Two new films from the BBC and Humanists UK, featuring Chris Packham and Dr Alice Roberts, seek to explain the origin of our planet from a scientific, secular point of view. But in ignoring the divine, they raise more spiritual questions than they answer, says George Pitcher
I’ve watched two media events in the past few days that have raised profound questions on the meaning of life.
The first, a short animated video voiced by celebrity scientist Professor Alice Roberts, is from the campaign group Humanists UK. Called Where Do We Come From?, it is aimed at primary school children as part of the Understanding Humanism platform.
The other is the opening episode of a four-part docuseries from BBC2 called Earth, fronted by celebrity naturalist Chris Packham, which examines how our planet was formed over hundreds of millions of years of its pre-history.
The more they ignore the divine hand, the more they draw attention to it
Both films are as excellent as they are entirely different. The Humanists’ offering is a cute and engaging cartoon about how the Big Bang led to planets and life. Packham’s documentaries are the kind of gothic extravaganzas that the BBC do so splendidly, and which alone justify the corporation’s licence fee, if not its very existence, in my opinion.
A divine absence
What they both have in common is that they ignore theology. I can understand why. I like the people of Humanists UK, and have even shared a conference platform with them at a BBC event once. They are reasonable, kind and as stylistically different from what the philosopher Terry Eagleton dubbed “Ditchkins” – an angry composite of celebrity atheists Richard Dawkins and the late Christopher Hitchens – as it is possible to be.
But it’s still true that they campaign to have religion expunged from the public square. A cursory browse of their website shows that they set up strawman struggles. They campaign, for instance, for the teaching of evolution over creationism in schools. It already is so taught, except in the most nutjob of academies – and Ofsted can regulate those.
So it’s only to be expected that Humanists are unlikely to mention the possibility of a deity in its offering.
The BBC and the Humanists, in their studiously secular approach, are creating their own yawning gaps
Packham’s brief, meanwhile, is to trace the geological narrative of Earth from a molten mass of lava and gas to our present age’s Eden. Again, he bears no burden of responsibility to bring religious belief into that story.
But my issue is this: The more they ignore the divine hand in what we might just call the creation of all this, the more they draw attention to it. Both the Humanists and Packham are trying to tell their stories while ignoring an elephantine God in the room.
Those of us with a religious faith are often accused of worshipping a “god of the gaps”. That is, a desire to fill in any hole in scientific knowledge with our divinity – an ever-diminishing effort on our part, it’s claimed, as science irresistibly marches towards a complete explanation and understanding of everything.
Time and space
But the BBC and the Humanists, in their studiously secular approach, are the very ones here who are creating their own yawning gaps.

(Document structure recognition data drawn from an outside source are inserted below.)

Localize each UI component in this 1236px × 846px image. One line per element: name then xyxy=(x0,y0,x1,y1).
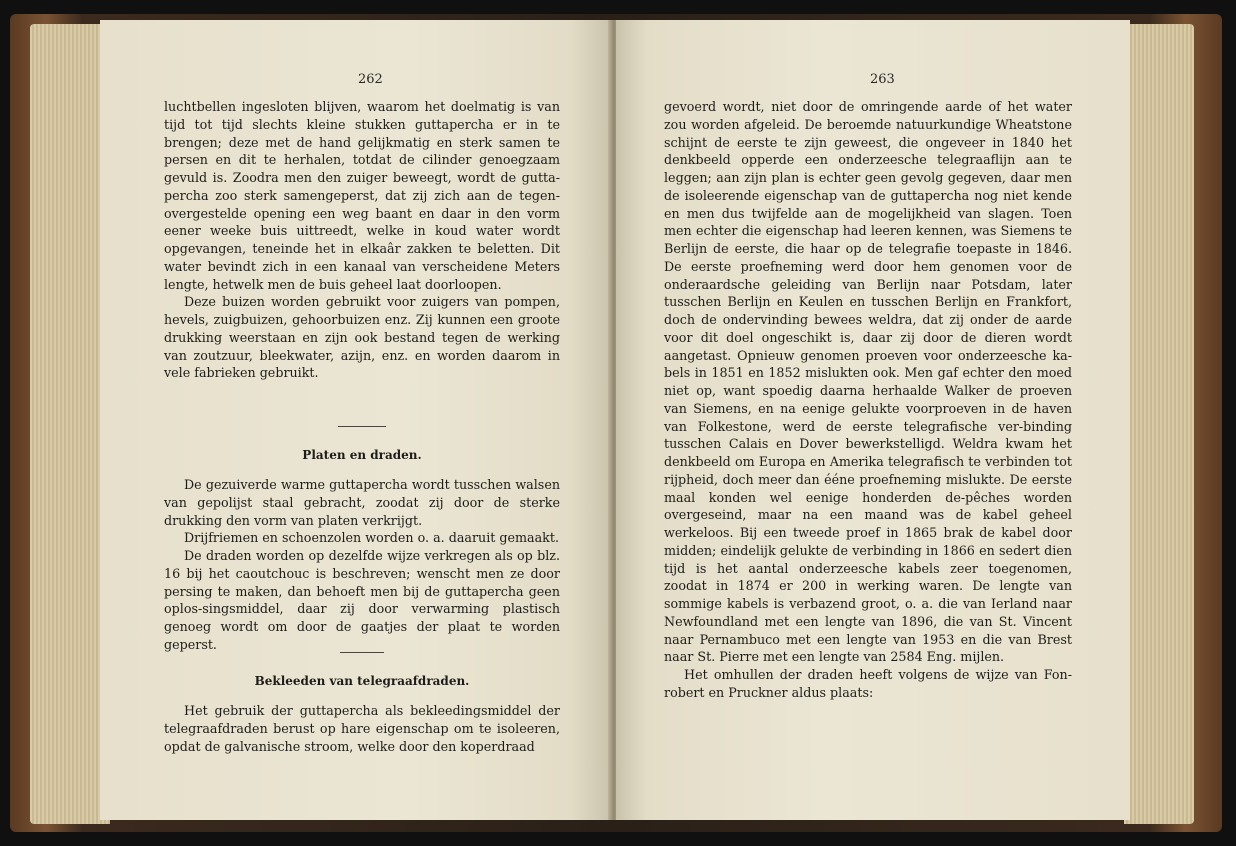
section-heading: Platen en draden. xyxy=(302,448,422,462)
paragraph: De gezuiverde warme guttapercha wordt tusschen walsen van gepolijst staal gebracht, zoodat zij door de sterke drukking den vorm van platen verkrijgt. xyxy=(164,477,560,528)
paragraph: Het omhullen der draden heeft volgens de wijze van Fon-robert en Pruckner aldus plaats: xyxy=(664,667,1072,700)
body-text-block xyxy=(164,476,560,654)
paragraph: Het gebruik der guttapercha als bekleedingsmiddel der telegraafdraden berust op hare eigenschap om te isoleeren, opdat de galvanische stroom, welke door den koperdraad xyxy=(164,703,560,754)
body-text-block xyxy=(164,98,560,382)
page-number: 263 xyxy=(870,72,895,87)
section-divider xyxy=(340,652,384,653)
page-edges-left xyxy=(30,24,110,824)
paragraph: Drijfriemen en schoenzolen worden o. a. daaruit gemaakt. xyxy=(184,530,560,546)
body-text-block xyxy=(164,702,560,755)
paragraph: gevoerd wordt, niet door de omringende aarde of het water zou worden afgeleid. De beroemde natuurkundige Wheatstone schijnt de eerste te zijn geweest, die ongeveer in 1840 het denkbeeld opperde een onderzeesche telegraaflijn aan te leggen; aan zijn plan is echter geen gevolg gegeven, daar men de isoleerende eigenschap van de guttapercha nog niet kende en men dus twijfelde aan de mogelijkheid van slagen. Toen men echter die eigenschap had leeren kennen, was Siemens te Berlijn de eerste, die haar op de telegrafie toepaste in 1846. De eerste proefneming werd door hem genomen voor de onderaardsche geleiding van Berlijn naar Potsdam, later tusschen Berlijn en Keulen en tusschen Berlijn en Frankfort, doch de ondervinding bewees weldra, dat zij onder de aarde voor dit doel ongeschikt is, daar zij door de dieren wordt aangetast. Opnieuw genomen proeven voor onderzeesche ka-bels in 1851 en 1852 mislukten ook. Men gaf echter den moed niet op, want spoedig daarna herhaalde Walker de proeven van Siemens, en na eenige gelukte voorproeven in de haven van Folkestone, werd de eerste telegrafische ver-binding tusschen Calais en Dover bewerkstelligd. Weldra kwam het denkbeeld om Europa en Amerika telegrafisch te verbinden tot rijpheid, doch meer dan ééne proefneming mislukte. De eerste maal konden wel eenige honderden de-pêches worden overgeseind, maar na een maand was de kabel geheel werkeloos. Bij een tweede proef in 1865 brak de kabel door midden; eindelijk gelukte de verbinding in 1866 en sedert dien tijd is het aantal onderzeesche kabels zeer toegenomen, zoodat in 1874 er 200 in werking waren. De lengte van sommige kabels is verbazend groot, o. a. die van Ierland naar Newfoundland met een lengte van 1896, die van St. Vincent naar Pernambuco met een lengte van 1953 en die van Brest naar St. Pierre met een lengte van 2584 Eng. mijlen. xyxy=(664,99,1072,665)
right-page xyxy=(616,20,1130,820)
section-divider xyxy=(338,426,386,427)
left-page xyxy=(100,20,612,820)
paragraph: De draden worden op dezelfde wijze verkregen als op blz. 16 bij het caoutchouc is beschreven; wenscht men ze door persing te maken, dan behoeft men bij de guttapercha geen oplos-singsmiddel, daar zij door verwarming plastisch genoeg wordt om door de gaatjes der plaat te worden geperst. xyxy=(164,548,560,652)
paragraph: Deze buizen worden gebruikt voor zuigers van pompen, hevels, zuigbuizen, gehoorbuizen enz. Zij kunnen een groote drukking weerstaan en zijn ook bestand tegen de werking van zoutzuur, bleekwater, azijn, enz. en worden daarom in vele fabrieken gebruikt. xyxy=(164,294,560,381)
body-text-block xyxy=(664,98,1072,702)
section-heading: Bekleeden van telegraafdraden. xyxy=(254,674,470,688)
page-edges-right xyxy=(1124,24,1194,824)
page-number: 262 xyxy=(358,72,383,87)
paragraph: luchtbellen ingesloten blijven, waarom het doelmatig is van tijd tot tijd slechts kleine stukken guttapercha er in te brengen; deze met de hand gelijkmatig en sterk samen te persen en dit te herhalen, totdat de cilinder genoegzaam gevuld is. Zoodra men den zuiger beweegt, wordt de gutta-percha zoo sterk samengeperst, dat zij zich aan de tegen-overgestelde opening een weg baant en daar in den vorm eener weeke buis uittreedt, welke in koud water wordt opgevangen, teneinde het in elkaâr zakken te beletten. Dit water bevindt zich in een kanaal van verscheidene Meters lengte, hetwelk men de buis geheel laat doorloopen. xyxy=(164,99,560,292)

Let me offer a couple of examples. Where Do We Come From? opens with the Big Bang and Professor Roberts intoning that: “Billions of years ago the whole universe was packed tightly together, smaller than a grain of sand.”
Eh? As Roberts will know, the physics jury has been out on that one for some centuries. What space and, therefore, time would this thing of infinite mass and density be occupying? Following on, why is there something rather than nothing? Theology posits some answers to that, but Roberts and, consequently, the Humanists don’t. I know this is for primary school children, but isn’t this exactly the kind of speculation, invited by their own scripting, that they want to remove from schools?
Likewise, the school video goes on to say that: “you are made from stardust”. This may not be religious talk, but it’s a mushy-hippy spirituality that is reminiscent of Joni Mitchell singing “We are stardust…and we’ve got to get ourselves back to the garden.” I thought it was we religious folk that did this pre-lapsarian stuff?
A question of faith
As for Packham, already nicknamed Sir Chris Pachamborough, he stands on a mountain range and, referencing the destruction of 90 per cent of all life on earth 252 million years ago, asks the grown-up question: “Do we want those sorts of extinctions on our conscience? I don’t think so.”
It doesn’t seem to occur to him that the conscience to which he refers is just as much a part of the created order he surveys as anything else. As is the human consciousness with which he surveys it. As, for that matter, are hope and love and, indeed, faith.
All these may have evolved from volcanic eruptions, I suppose, or a selfish gene. But, then again, whose selfish gene would that be? We may again be witnessing a scientism that will accept no miracles other than its own.
This is not a competition. It isn’t us or them. Scientific discovery and theological exploration go hand in hand through history and, one hopes, into the future. But it’s also just to say that the Humanists and the BBC raise as many, if not more, God-shaped questions than they seek to ignore.